Una tendenza che sulla sanità appare evidente. E per questo si è levata a gran voce, anche nelle ultime ore, la denuncia dei sindacati. “È una scelta politica chiara perché le tendenze si potrebbero invertire – è il commento della Sorrentino –. Non è una condizione ineluttabile. I vincoli si possono allentare, le dinamiche occupazionali si possono sbloccare, si può cambiare la tendenza di finanziamento del fondo sanitario nazionale, si può garantire in maniera diversa la copertura dei livelli essenziali di assistenza.
“Se non si compie questa scelta politica vuol dire che la scelta è un’altra: far crescere il mercato privato dei servizi sanitari, tant’è che i cittadini italiani spendono 40 miliardi di euro all’anno per garantirsi il diritto alla salute”.
Miliardi alla sanità privata
La cifra, pronunciata con gravità, mette quasi paura. Come, verrebbe da chiedersi, nella vecchia Europa del welfare gli italiani tirano fuori dalle proprie tasche 40 miliardi di euro per curarsi? E allora le tasse? Domande retoriche – soprattutto in tempi di flat tax. Come dire che il peggio deve ancora venire. Per questo, tra le date del grande tour sindacale, quella di domani unisce, ancora una volta, tutto il mondo del lavoro e ci riguarda tutti, perché tutti siamo cittadini e lavoratori, tutti abbiamo bisogno di ospedali che funzionino, di asili nido e scuole per l’infanzia, di igiene ambientale, di manutenzione stradale, di impiegati che diano esecuzione alle pratiche della burocrazia.
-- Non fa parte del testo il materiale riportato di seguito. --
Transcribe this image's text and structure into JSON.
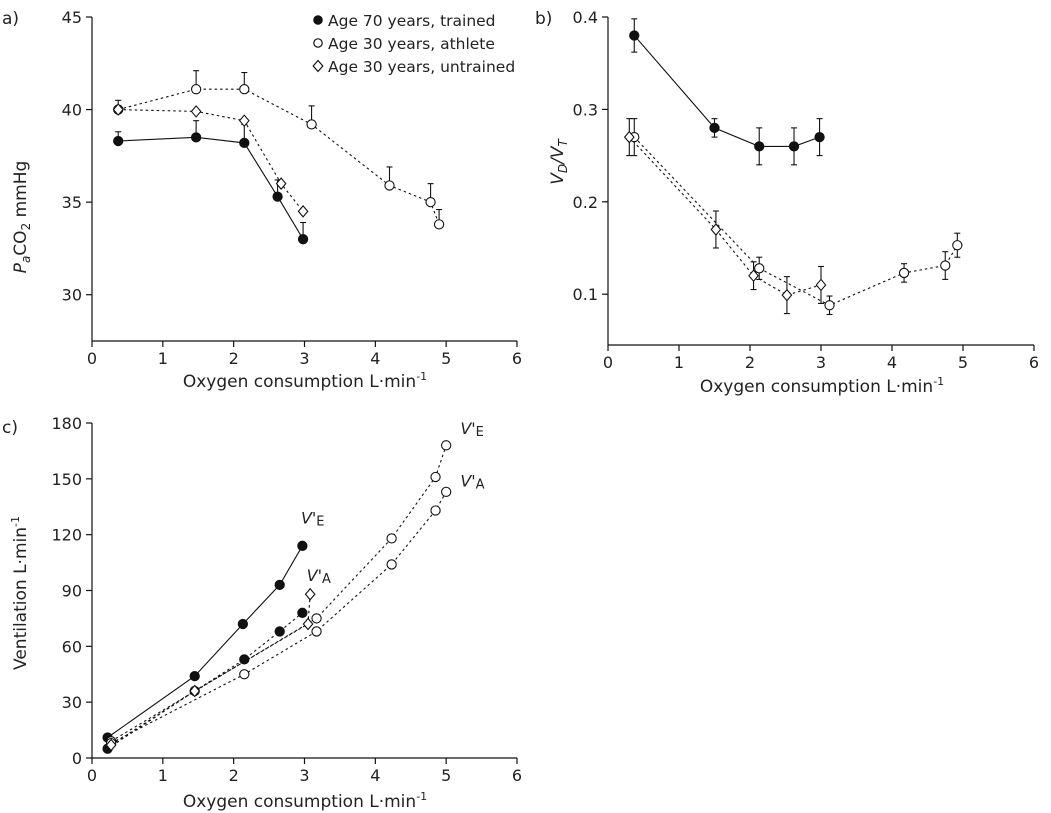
{
  "panels": {
    "a": {
      "panel_label": "a)",
      "ylabel": {
        "italic": "P",
        "sub1": "a",
        "mid": "CO",
        "sub2": "2",
        "tail": " mmHg"
      },
      "xlabel": "Oxygen consumption L·min",
      "xlabel_sup": "-1"
    },
    "b": {
      "panel_label": "b)",
      "ylabel": {
        "part1": "V",
        "sub1": "D",
        "slash": "/V",
        "sub2": "T"
      },
      "xlabel": "Oxygen consumption L·min",
      "xlabel_sup": "-1"
    },
    "c": {
      "panel_label": "c)",
      "ylabel": "Ventilation L·min",
      "ylabel_sup": "-1",
      "xlabel": "Oxygen consumption L·min",
      "xlabel_sup": "-1",
      "annotations": [
        {
          "id": "ve-70",
          "main": "V'",
          "sub": "E",
          "x": 2.95,
          "y": 126
        },
        {
          "id": "va-70",
          "main": "V'",
          "sub": "A",
          "x": 3.03,
          "y": 95
        },
        {
          "id": "ve-30",
          "main": "V'",
          "sub": "E",
          "x": 5.2,
          "y": 174
        },
        {
          "id": "va-30",
          "main": "V'",
          "sub": "A",
          "x": 5.2,
          "y": 146
        }
      ]
    }
  },
  "legend": {
    "position": "top-right of panel a",
    "items": [
      {
        "marker": "filled-circle",
        "label": "Age 70 years, trained"
      },
      {
        "marker": "open-circle",
        "label": "Age 30 years, athlete"
      },
      {
        "marker": "open-diamond",
        "label": "Age 30 years, untrained"
      }
    ]
  },
  "chart_data": [
    {
      "panel": "a",
      "type": "line",
      "xlim": [
        0,
        6
      ],
      "ylim": [
        27.5,
        45
      ],
      "xticks": [
        0,
        1,
        2,
        3,
        4,
        5,
        6
      ],
      "yticks": [
        30,
        35,
        40,
        45
      ],
      "grid": false,
      "series": [
        {
          "name": "Age 70 years, trained",
          "marker": "filled-circle",
          "line": "solid",
          "points": [
            {
              "x": 0.37,
              "y": 38.3,
              "err": 0.5
            },
            {
              "x": 1.47,
              "y": 38.5,
              "err": 0.9
            },
            {
              "x": 2.15,
              "y": 38.2,
              "err": 1.0
            },
            {
              "x": 2.62,
              "y": 35.3,
              "err": 0.9
            },
            {
              "x": 2.98,
              "y": 33.0,
              "err": 0.9
            }
          ]
        },
        {
          "name": "Age 30 years, athlete",
          "marker": "open-circle",
          "line": "dotted",
          "points": [
            {
              "x": 0.37,
              "y": 40.0,
              "err": 0.5
            },
            {
              "x": 1.47,
              "y": 41.1,
              "err": 1.0
            },
            {
              "x": 2.15,
              "y": 41.1,
              "err": 0.9
            },
            {
              "x": 3.1,
              "y": 39.2,
              "err": 1.0
            },
            {
              "x": 4.2,
              "y": 35.9,
              "err": 1.0
            },
            {
              "x": 4.78,
              "y": 35.0,
              "err": 1.0
            },
            {
              "x": 4.9,
              "y": 33.8,
              "err": 0.8
            }
          ]
        },
        {
          "name": "Age 30 years, untrained",
          "marker": "open-diamond",
          "line": "dotted",
          "points": [
            {
              "x": 0.37,
              "y": 40.0
            },
            {
              "x": 1.47,
              "y": 39.9
            },
            {
              "x": 2.15,
              "y": 39.4
            },
            {
              "x": 2.67,
              "y": 36.0
            },
            {
              "x": 2.98,
              "y": 34.5
            }
          ]
        }
      ]
    },
    {
      "panel": "b",
      "type": "line",
      "xlim": [
        0,
        6
      ],
      "ylim": [
        0.045,
        0.4
      ],
      "xticks": [
        0,
        1,
        2,
        3,
        4,
        5,
        6
      ],
      "yticks": [
        0.1,
        0.2,
        0.3,
        0.4
      ],
      "grid": false,
      "series": [
        {
          "name": "Age 70 years, trained",
          "marker": "filled-circle",
          "line": "solid",
          "points": [
            {
              "x": 0.37,
              "y": 0.38,
              "err": 0.018
            },
            {
              "x": 1.5,
              "y": 0.28,
              "err": 0.01
            },
            {
              "x": 2.13,
              "y": 0.26,
              "err": 0.02
            },
            {
              "x": 2.62,
              "y": 0.26,
              "err": 0.02
            },
            {
              "x": 2.98,
              "y": 0.27,
              "err": 0.02
            }
          ]
        },
        {
          "name": "Age 30 years, athlete",
          "marker": "open-circle",
          "line": "dotted",
          "points": [
            {
              "x": 0.37,
              "y": 0.27,
              "err": 0.02
            },
            {
              "x": 2.13,
              "y": 0.128,
              "err": 0.012
            },
            {
              "x": 3.12,
              "y": 0.088,
              "err": 0.01
            },
            {
              "x": 4.17,
              "y": 0.123,
              "err": 0.01
            },
            {
              "x": 4.75,
              "y": 0.131,
              "err": 0.015
            },
            {
              "x": 4.92,
              "y": 0.153,
              "err": 0.013
            }
          ]
        },
        {
          "name": "Age 30 years, untrained",
          "marker": "open-diamond",
          "line": "dotted",
          "points": [
            {
              "x": 0.3,
              "y": 0.27,
              "err": 0.02
            },
            {
              "x": 1.52,
              "y": 0.17,
              "err": 0.02
            },
            {
              "x": 2.05,
              "y": 0.12,
              "err": 0.015
            },
            {
              "x": 2.52,
              "y": 0.099,
              "err": 0.02
            },
            {
              "x": 3.0,
              "y": 0.11,
              "err": 0.02
            }
          ]
        }
      ]
    },
    {
      "panel": "c",
      "type": "line",
      "xlim": [
        0,
        6
      ],
      "ylim": [
        0,
        180
      ],
      "xticks": [
        0,
        1,
        2,
        3,
        4,
        5,
        6
      ],
      "yticks": [
        0,
        30,
        60,
        90,
        120,
        150,
        180
      ],
      "grid": false,
      "series": [
        {
          "marker": "filled-circle",
          "line": "solid",
          "label_ref": "ve-70",
          "points": [
            {
              "x": 0.22,
              "y": 11
            },
            {
              "x": 1.45,
              "y": 44
            },
            {
              "x": 2.13,
              "y": 72
            },
            {
              "x": 2.65,
              "y": 93
            },
            {
              "x": 2.97,
              "y": 114
            }
          ]
        },
        {
          "marker": "filled-circle",
          "line": "dotted",
          "label_ref": "va-70",
          "points": [
            {
              "x": 0.22,
              "y": 5
            },
            {
              "x": 1.45,
              "y": 36
            },
            {
              "x": 2.15,
              "y": 53
            },
            {
              "x": 2.65,
              "y": 68
            },
            {
              "x": 2.97,
              "y": 78
            }
          ]
        },
        {
          "marker": "open-circle",
          "line": "dotted",
          "label_ref": "ve-30",
          "points": [
            {
              "x": 0.27,
              "y": 9
            },
            {
              "x": 3.17,
              "y": 75
            },
            {
              "x": 4.23,
              "y": 118
            },
            {
              "x": 4.85,
              "y": 151
            },
            {
              "x": 5.0,
              "y": 168
            }
          ]
        },
        {
          "marker": "open-circle",
          "line": "dotted",
          "label_ref": "va-30",
          "points": [
            {
              "x": 0.27,
              "y": 8
            },
            {
              "x": 2.15,
              "y": 45
            },
            {
              "x": 3.17,
              "y": 68
            },
            {
              "x": 4.23,
              "y": 104
            },
            {
              "x": 4.85,
              "y": 133
            },
            {
              "x": 5.0,
              "y": 143
            }
          ]
        },
        {
          "marker": "open-diamond",
          "line": "dotted",
          "points": [
            {
              "x": 0.27,
              "y": 7
            },
            {
              "x": 1.45,
              "y": 36
            },
            {
              "x": 3.05,
              "y": 72
            },
            {
              "x": 3.08,
              "y": 88
            }
          ]
        }
      ]
    }
  ]
}
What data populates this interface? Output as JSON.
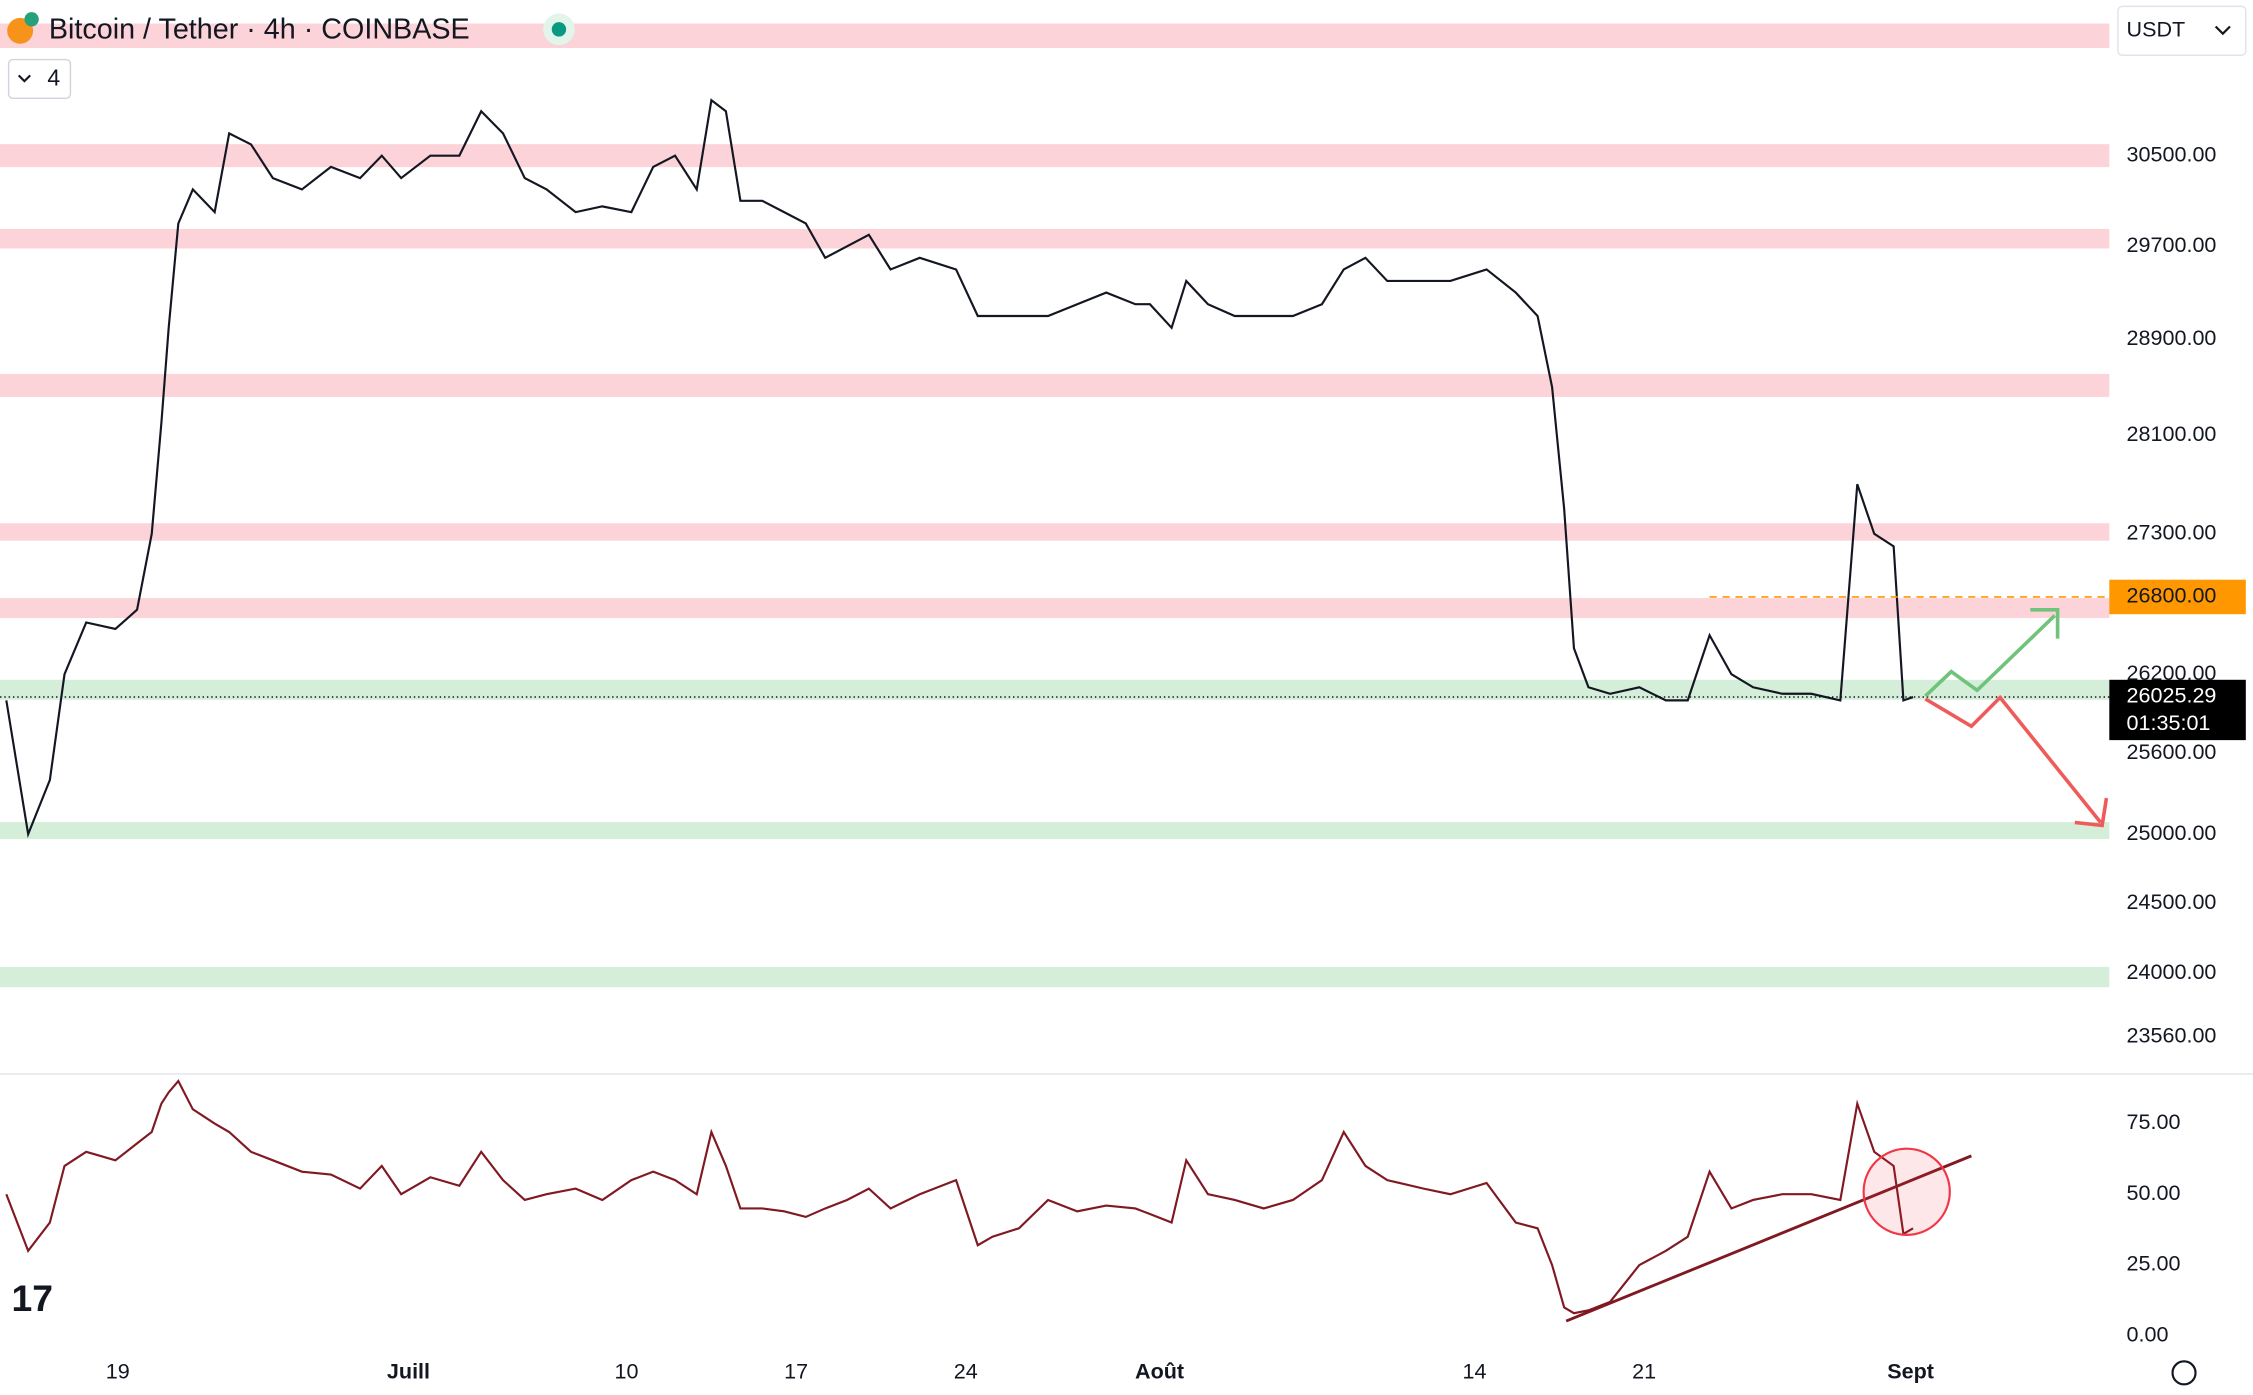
{
  "header": {
    "title": "Bitcoin / Tether · 4h · COINBASE",
    "indicators": "4",
    "currency": "USDT"
  },
  "chart_data": [
    {
      "type": "line",
      "color": "#131722",
      "log_scale": true,
      "x": [
        -4.6,
        -3.7,
        -2.8,
        -2.2,
        -1.3,
        -0.1,
        0.8,
        1.4,
        1.8,
        2.1,
        2.5,
        3.1,
        4.0,
        4.6,
        5.5,
        6.4,
        7.6,
        8.8,
        10.0,
        10.9,
        11.7,
        12.9,
        14.1,
        15.0,
        15.9,
        16.8,
        17.7,
        18.9,
        20.0,
        21.2,
        22.1,
        23.0,
        23.9,
        24.5,
        25.1,
        25.7,
        26.6,
        27.5,
        28.4,
        29.2,
        30.1,
        31.0,
        31.9,
        33.1,
        34.6,
        35.5,
        36.1,
        37.2,
        38.4,
        39.6,
        40.8,
        42.0,
        42.6,
        43.5,
        44.1,
        45.0,
        46.1,
        47.3,
        48.5,
        49.7,
        50.6,
        51.5,
        52.4,
        53.9,
        55.0,
        56.5,
        57.7,
        58.6,
        59.2,
        59.7,
        60.1,
        60.7,
        61.6,
        62.8,
        63.9,
        64.8,
        65.7,
        66.6,
        67.5,
        68.7,
        69.9,
        71.1,
        71.8,
        72.5,
        73.3,
        73.7,
        74.1
      ],
      "values": [
        26000,
        25000,
        25400,
        26200,
        26600,
        26550,
        26700,
        27300,
        28200,
        29000,
        29900,
        30200,
        30000,
        30700,
        30600,
        30300,
        30200,
        30400,
        30300,
        30500,
        30300,
        30500,
        30500,
        30900,
        30700,
        30300,
        30200,
        30000,
        30050,
        30000,
        30400,
        30500,
        30200,
        31000,
        30900,
        30100,
        30100,
        30000,
        29900,
        29600,
        29700,
        29800,
        29500,
        29600,
        29500,
        29100,
        29100,
        29100,
        29100,
        29200,
        29300,
        29200,
        29200,
        29000,
        29400,
        29200,
        29100,
        29100,
        29100,
        29200,
        29500,
        29600,
        29400,
        29400,
        29400,
        29500,
        29300,
        29100,
        28500,
        27500,
        26400,
        26100,
        26050,
        26100,
        26000,
        26000,
        26500,
        26200,
        26100,
        26050,
        26050,
        26000,
        27700,
        27300,
        27200,
        26000,
        26025
      ],
      "xlim": [
        -4.86,
        82.2
      ],
      "xticks": [
        {
          "value": 0,
          "label": "19"
        },
        {
          "value": 12,
          "label": "Juill"
        },
        {
          "value": 21,
          "label": "10"
        },
        {
          "value": 28,
          "label": "17"
        },
        {
          "value": 35,
          "label": "24"
        },
        {
          "value": 43,
          "label": "Août"
        },
        {
          "value": 56,
          "label": "14"
        },
        {
          "value": 63,
          "label": "21"
        },
        {
          "value": 74,
          "label": "Sept"
        }
      ],
      "ylim": [
        23323,
        31918
      ],
      "yticks": [
        {
          "value": 30500,
          "label": "30500.00"
        },
        {
          "value": 29700,
          "label": "29700.00"
        },
        {
          "value": 28900,
          "label": "28900.00"
        },
        {
          "value": 28100,
          "label": "28100.00"
        },
        {
          "value": 27300,
          "label": "27300.00"
        },
        {
          "value": 26200,
          "label": "26200.00"
        },
        {
          "value": 25600,
          "label": "25600.00"
        },
        {
          "value": 25000,
          "label": "25000.00"
        },
        {
          "value": 24500,
          "label": "24500.00"
        },
        {
          "value": 24000,
          "label": "24000.00"
        },
        {
          "value": 23560,
          "label": "23560.00"
        }
      ],
      "zones": [
        {
          "range": [
            31478,
            31704
          ],
          "color": "#fbd3d8"
        },
        {
          "range": [
            30398,
            30603
          ],
          "color": "#fbd3d8"
        },
        {
          "range": [
            29682,
            29852
          ],
          "color": "#fbd3d8"
        },
        {
          "range": [
            28418,
            28610
          ],
          "color": "#fbd3d8"
        },
        {
          "range": [
            27246,
            27385
          ],
          "color": "#fbd3d8"
        },
        {
          "range": [
            26635,
            26791
          ],
          "color": "#fbd3d8"
        },
        {
          "range": [
            26004,
            26157
          ],
          "color": "#d5eed9"
        },
        {
          "range": [
            24964,
            25089
          ],
          "color": "#d5eed9"
        },
        {
          "range": [
            23903,
            24046
          ],
          "color": "#d5eed9"
        }
      ],
      "level_marker": {
        "value": 26800,
        "label": "26800.00",
        "color": "#ff9800"
      },
      "last_price": {
        "value": 26025.29,
        "label": "26025.29",
        "countdown": "01:35:01"
      }
    },
    {
      "type": "line",
      "color": "#801922",
      "values": [
        50,
        30,
        40,
        60,
        65,
        62,
        68,
        72,
        82,
        86,
        90,
        80,
        75,
        72,
        65,
        62,
        58,
        57,
        52,
        60,
        50,
        56,
        53,
        65,
        55,
        48,
        50,
        52,
        48,
        55,
        58,
        55,
        50,
        72,
        60,
        45,
        45,
        44,
        42,
        45,
        48,
        52,
        45,
        50,
        55,
        32,
        35,
        38,
        48,
        44,
        46,
        45,
        43,
        40,
        62,
        50,
        48,
        45,
        48,
        55,
        72,
        60,
        55,
        52,
        50,
        54,
        40,
        38,
        25,
        10,
        8,
        9,
        12,
        25,
        30,
        35,
        58,
        45,
        48,
        50,
        50,
        48,
        82,
        65,
        60,
        36,
        38
      ],
      "ylim": [
        -8,
        92
      ],
      "yticks": [
        {
          "value": 75,
          "label": "75.00"
        },
        {
          "value": 50,
          "label": "50.00"
        },
        {
          "value": 25,
          "label": "25.00"
        },
        {
          "value": 0,
          "label": "0.00"
        }
      ]
    }
  ]
}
Per capire il momento del Paese si torna al risultato delle ultime elezioni europee.
“Pur tenendo in conto la scarsa partecipazione al voto – è l’analisi di Serena Sorrentino – è evidente lo spostamento di consenso su politiche da seguire con attenzione: perché le ricadute di quelle politiche, dal decreto sicurezza alla proposta della flat tax, hanno un’incidenza forte sulle condizioni reali delle persone sulle quali stiamo protestando”. Restando sull’Europa, il vero campo da gioco, il vero perimetro in cui poi si consumano anche le vertenze del pubblico impiego del nostro Paese, è chiaro il pensiero della leader della Fp Cgil: “L’Europa rappresenta una speranza, ma anche un ostacolo: la speranza è quella che riparta una discussione sull’Europa sociale, che si torni a concepire lo spazio comune come un coagulo di interessi finalizzati alla costruzione del benessere, di politiche improntate alla coesione sociale, da praticare nei singoli territori ma anche nel coordinamento continentale. Può però rappresentare un ostacolo, laddove non si dovesse arrivare a invertire la tendenza che ha dettato le politiche di austerity: il rischio è che proprio i servizi pubblici potrebbero essere l’obiettivo dell’aggressione di una nuova ondata di politiche neoliberiste. Gli esempi sono sotto gli occhi di tutti: ci preoccupa molto la discussione sulla direttiva europea che prevede la privatizzazione dei servizi sanitari, così come un intervento della commissione europea sul diritto di sciopero”.
Il sindacato europeo
Temi di attualità questa settimana a Dublino, al congresso dell’Epsu, il sindacato europeo dei pubblici, dove si è detto che, solo facendo rete e diventando anche un soggetto politico di rappresentanza per i lavoratori europei, si può mettere in campo un’azione sindacale comune per influenzare e incidere sull’orientamento della commissione. Grandi traguardi, grandi orizzonti, alla vigilia di questa mobilitazione.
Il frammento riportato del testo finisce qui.